When "too hungry", you can't cast any spells, except detect food so
that you can find something to eat. When "too weak" you couldn't cast any
spells at all; now you can cast restore ability so that you can recover
lost strength. [We still need to come up with a better crowning bonus for
monks than spellbook of restore ability.] I couldn't think of a reasonable
exception for the "can't cast when carrying too much" restriction. If we
can come up with one (levitation?), then remove curse could/should become
an exception for the "no free hands" restriction.
Instead of just marking forgotten spells with an asterisk, add a new
column to the '+' spell menu which gives an estimate of how well the spell
is remembered. Precision of the estimate depends upon the hero's skill in
the category of spell; expert gets the most detail with a low-to-high range
spanning just 2%, such as 19%-20% or 75%-76%; skilled sees 5% ranges; basic
10%, and unskilled the least detail with 25% ranges (ie, one of 1-25, 26-50,
51-75, or 76-100 for percentage of time left available for the spell).
[The tab-separator variant for the menu is untested.]
This fixes an off by one bug for spell retention. It got set to 20000
as intended when a spellbook was read, but then it would be decremented to
19999 before the player had a chance to do anything else, cheating him out
of 1 turn of memory. Spells known at game start last exactly 20000 turns.

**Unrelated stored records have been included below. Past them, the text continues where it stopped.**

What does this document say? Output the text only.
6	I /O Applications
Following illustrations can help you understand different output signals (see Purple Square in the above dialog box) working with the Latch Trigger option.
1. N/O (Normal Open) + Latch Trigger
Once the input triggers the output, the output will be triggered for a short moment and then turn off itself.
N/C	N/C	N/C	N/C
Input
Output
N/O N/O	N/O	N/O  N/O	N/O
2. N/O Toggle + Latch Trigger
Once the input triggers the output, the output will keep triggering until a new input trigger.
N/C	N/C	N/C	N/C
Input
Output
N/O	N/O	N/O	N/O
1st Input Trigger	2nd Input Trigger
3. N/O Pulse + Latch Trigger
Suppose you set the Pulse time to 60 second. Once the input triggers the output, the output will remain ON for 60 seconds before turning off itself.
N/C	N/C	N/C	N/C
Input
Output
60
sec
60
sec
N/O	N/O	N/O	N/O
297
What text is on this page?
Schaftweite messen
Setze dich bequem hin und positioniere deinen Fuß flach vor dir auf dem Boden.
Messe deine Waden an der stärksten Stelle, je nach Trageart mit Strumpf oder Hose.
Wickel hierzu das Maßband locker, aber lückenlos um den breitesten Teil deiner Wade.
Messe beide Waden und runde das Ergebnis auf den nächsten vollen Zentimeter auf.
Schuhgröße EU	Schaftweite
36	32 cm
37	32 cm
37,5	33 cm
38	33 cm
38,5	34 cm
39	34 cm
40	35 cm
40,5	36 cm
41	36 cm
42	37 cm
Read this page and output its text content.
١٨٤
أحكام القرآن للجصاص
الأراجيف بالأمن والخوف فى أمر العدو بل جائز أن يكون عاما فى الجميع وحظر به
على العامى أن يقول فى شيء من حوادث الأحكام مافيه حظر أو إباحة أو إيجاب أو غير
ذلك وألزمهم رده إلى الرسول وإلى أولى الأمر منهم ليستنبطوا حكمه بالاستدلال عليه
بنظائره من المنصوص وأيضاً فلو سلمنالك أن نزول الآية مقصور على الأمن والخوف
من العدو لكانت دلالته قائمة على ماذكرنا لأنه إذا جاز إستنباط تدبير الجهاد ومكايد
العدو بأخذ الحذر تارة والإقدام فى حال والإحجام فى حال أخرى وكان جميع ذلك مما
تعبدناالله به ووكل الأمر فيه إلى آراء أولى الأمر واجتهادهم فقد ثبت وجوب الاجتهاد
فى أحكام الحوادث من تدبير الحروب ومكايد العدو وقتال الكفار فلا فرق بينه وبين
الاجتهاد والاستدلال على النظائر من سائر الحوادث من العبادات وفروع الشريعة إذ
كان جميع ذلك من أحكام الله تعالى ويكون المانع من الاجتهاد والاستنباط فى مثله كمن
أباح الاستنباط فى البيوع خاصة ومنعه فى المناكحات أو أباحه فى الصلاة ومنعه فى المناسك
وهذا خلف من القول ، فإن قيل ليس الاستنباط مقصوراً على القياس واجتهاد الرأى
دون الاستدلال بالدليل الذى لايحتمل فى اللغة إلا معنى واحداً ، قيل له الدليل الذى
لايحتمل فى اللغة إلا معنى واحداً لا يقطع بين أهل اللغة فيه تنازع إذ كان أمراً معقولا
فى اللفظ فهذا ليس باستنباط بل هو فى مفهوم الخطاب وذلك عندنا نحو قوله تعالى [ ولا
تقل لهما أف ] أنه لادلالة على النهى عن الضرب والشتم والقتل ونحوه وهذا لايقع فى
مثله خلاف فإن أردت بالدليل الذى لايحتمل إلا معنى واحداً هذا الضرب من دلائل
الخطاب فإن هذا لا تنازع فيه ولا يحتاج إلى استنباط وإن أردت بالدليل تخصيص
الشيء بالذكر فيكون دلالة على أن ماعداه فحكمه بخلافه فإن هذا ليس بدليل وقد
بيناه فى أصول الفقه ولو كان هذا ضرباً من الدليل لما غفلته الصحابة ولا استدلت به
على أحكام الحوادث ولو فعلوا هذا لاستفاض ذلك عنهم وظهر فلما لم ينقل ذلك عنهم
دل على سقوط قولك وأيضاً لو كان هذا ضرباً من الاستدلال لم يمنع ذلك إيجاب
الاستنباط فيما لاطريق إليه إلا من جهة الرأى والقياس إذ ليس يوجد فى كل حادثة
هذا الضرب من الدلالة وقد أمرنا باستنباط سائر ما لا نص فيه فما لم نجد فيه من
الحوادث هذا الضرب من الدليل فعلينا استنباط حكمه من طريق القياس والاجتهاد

Also, adjust the point at which you're allowed to reread a spellbook
and refresh your memory of the spell. When the current spell system was
instituted, that was 10% of the retention period (1000 turns or less left
out of 10000); when retention got doubled to 20000 turns, the relearn point
was left as is. Increasing it to 10% (ie, doubling to 2000) makes it fit
better with the displayed retention percentages. Otherwise expert casters
would be left to guess when they've hit that point (1000 is 5%, falling
within their 5%-6% range, which really indicates (4%+1) to 6%). At 10%,
it's the threshold for the 9-10 range for experts, 5-10 range for skilled,
and 1-10 range for basic so the player can see when it has been reached;
only unskilled, with a bottom range of 1-25, is left to guess. Players
will likely prefer to wait until later, when the spell is nearly expired,
to refresh, but if they're about to abandon their books on the way to the
endgame then being able to re-read sooner is beneficial.
Refine last week's change dealing with polymorphing spellbooks: when
a spellbook has faded to blank after multiple readings, randomize its
spestudied value so that it doesn't always polymorph into another blank
book on the first subsequent transformation attempt.